Hobbes est considéré, avec Machiavel, comme le fondateur de la
politique moderne.
Contemporain de la Révolution anglaise du XVII ième siècle,
Hobbes sera frappé de la violence de la guerre civile et des conséquences
désastreuses de la vacance du pouvoir.
Au chapitre XII du « Léviathan », il
écrit : « Il apparaît clairement par là, qu'aussi longtemps que les hommes
vivent sans un pouvoir commun qui les tienne tous en respect, ils sont dans
cette condition que l'on nomme guerre, et que cette guerre est guerre de
chacun contre chacun.
»
L'expérience inédite qu'est la Révolution va amener Hobbes à se faire le
théoricien d'un pouvoir fort, de l'absolutisme.

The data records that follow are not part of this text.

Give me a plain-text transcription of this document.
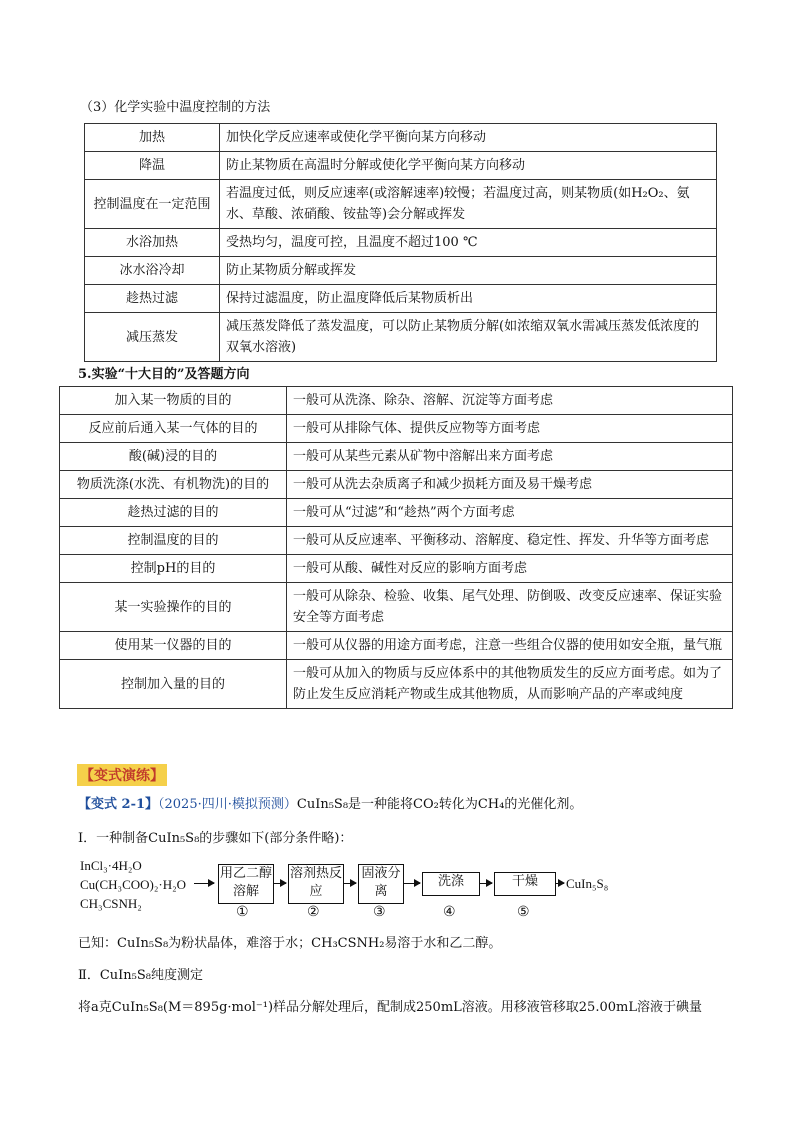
（3）化学实验中温度控制的方法
加热	加快化学反应速率或使化学平衡向某方向移动
降温	防止某物质在高温时分解或使化学平衡向某方向移动
控制温度在一定范围	若温度过低，则反应速率(或溶解速率)较慢；若温度过高，则某物质(如H₂O₂、氨水、草酸、浓硝酸、铵盐等)会分解或挥发
水浴加热	受热均匀，温度可控，且温度不超过100 ℃
冰水浴冷却	防止某物质分解或挥发
趁热过滤	保持过滤温度，防止温度降低后某物质析出
减压蒸发	减压蒸发降低了蒸发温度，可以防止某物质分解(如浓缩双氧水需减压蒸发低浓度的双氧水溶液)
5.实验“十大目的”及答题方向
加入某一物质的目的	一般可从洗涤、除杂、溶解、沉淀等方面考虑
反应前后通入某一气体的目的	一般可从排除气体、提供反应物等方面考虑
酸(碱)浸的目的	一般可从某些元素从矿物中溶解出来方面考虑
物质洗涤(水洗、有机物洗)的目的	一般可从洗去杂质离子和减少损耗方面及易干燥考虑
趁热过滤的目的	一般可从“过滤”和“趁热”两个方面考虑
控制温度的目的	一般可从反应速率、平衡移动、溶解度、稳定性、挥发、升华等方面考虑
控制pH的目的	一般可从酸、碱性对反应的影响方面考虑
某一实验操作的目的	一般可从除杂、检验、收集、尾气处理、防倒吸、改变反应速率、保证实验安全等方面考虑
使用某一仪器的目的	一般可从仪器的用途方面考虑，注意一些组合仪器的使用如安全瓶，量气瓶
控制加入量的目的	一般可从加入的物质与反应体系中的其他物质发生的反应方面考虑。如为了防止发生反应消耗产物或生成其他物质，从而影响产品的产率或纯度
【变式演练】
【变式 2-1】（2025·四川·模拟预测）CuIn₅S₈是一种能将CO₂转化为CH₄的光催化剂。
Ⅰ．一种制备CuIn₅S₈的步骤如下(部分条件略)：
InCl₃·4H₂O
Cu(CH₃COO)₂·H₂O
CH₃CSNH₂
用乙二醇溶解
①
溶剂热反应
②
固液分离
③
洗涤
④
干燥
⑤
CuIn₅S₈
已知：CuIn₅S₈为粉状晶体，难溶于水；CH₃CSNH₂易溶于水和乙二醇。
Ⅱ．CuIn₅S₈纯度测定
将a克CuIn₅S₈(M＝895g·mol⁻¹)样品分解处理后，配制成250mL溶液。用移液管移取25.00mL溶液于碘量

Hobbes appartient au courant dit du « droit naturel » qui rompt avec
les conceptions politiques traditionnelles.
L ‘héritage antique affirmait avec
Aristote que « l'homme est un animal politique » et assurait la prééminence
de la communauté sur l'individu.
L'héritage chrétien, le droit divin,
interdisaient toute contestation de l'autorité politique, laquelle était censée
venir de Dieu.
La Réforme religieuse de Martin Luther au XVI ième ébranle la tradition catholique et rejette le pouvoir
qu'exerçait le pape non seulement sur les Églises, mais aussi sur les États.
La philosophie de Descartes fait
du passé table rase et place la conscience, l'homme conçu comme volonté autonome, au centre de l'univers.
Hobbes est en un sens l'héritier politique de cette double fracture religieuse et métaphysique.
La Révolution
anglaise, qui l'obligera à se réfugier à la cour de Louis XIV, l'assure que les fondements traditionnels de la politique
sont vermoulus, et qu'il faut accomplir en politique ce que Descartes a accompli en métaphysique : une
contestation radicale de la tradition et de l'histoire, et une nouvelle fondation, rationnelle, cette fois, de l'Etat : «De
toute manière, un argument tiré de la pratique des hommes est sans valeur [...] En effet, même si en tous les
endroits du monde les hommes établissaient sur le sable les fondements de leurs maisons, on ne pourrait inférer de
là qu'il doit en être ainsi.
L'art d ‘établir et de maintenir les républiques repose, comme l'arithmétique et la géométrie,
sur des règles déterminées, et non comme le jeu de paume, sur la seule pratique.
»
L'expérience cruciale de la guerre civile, la montée de l'individualisme, la rupture des anciennes solidarités
sociales, invitent Hobbes à penser qu'en dehors d'un pouvoir commun fort, les hommes vivent en rivalité, défiants
les uns vis-à-vis des autres, dans un état de suspicion, sinon de guerre.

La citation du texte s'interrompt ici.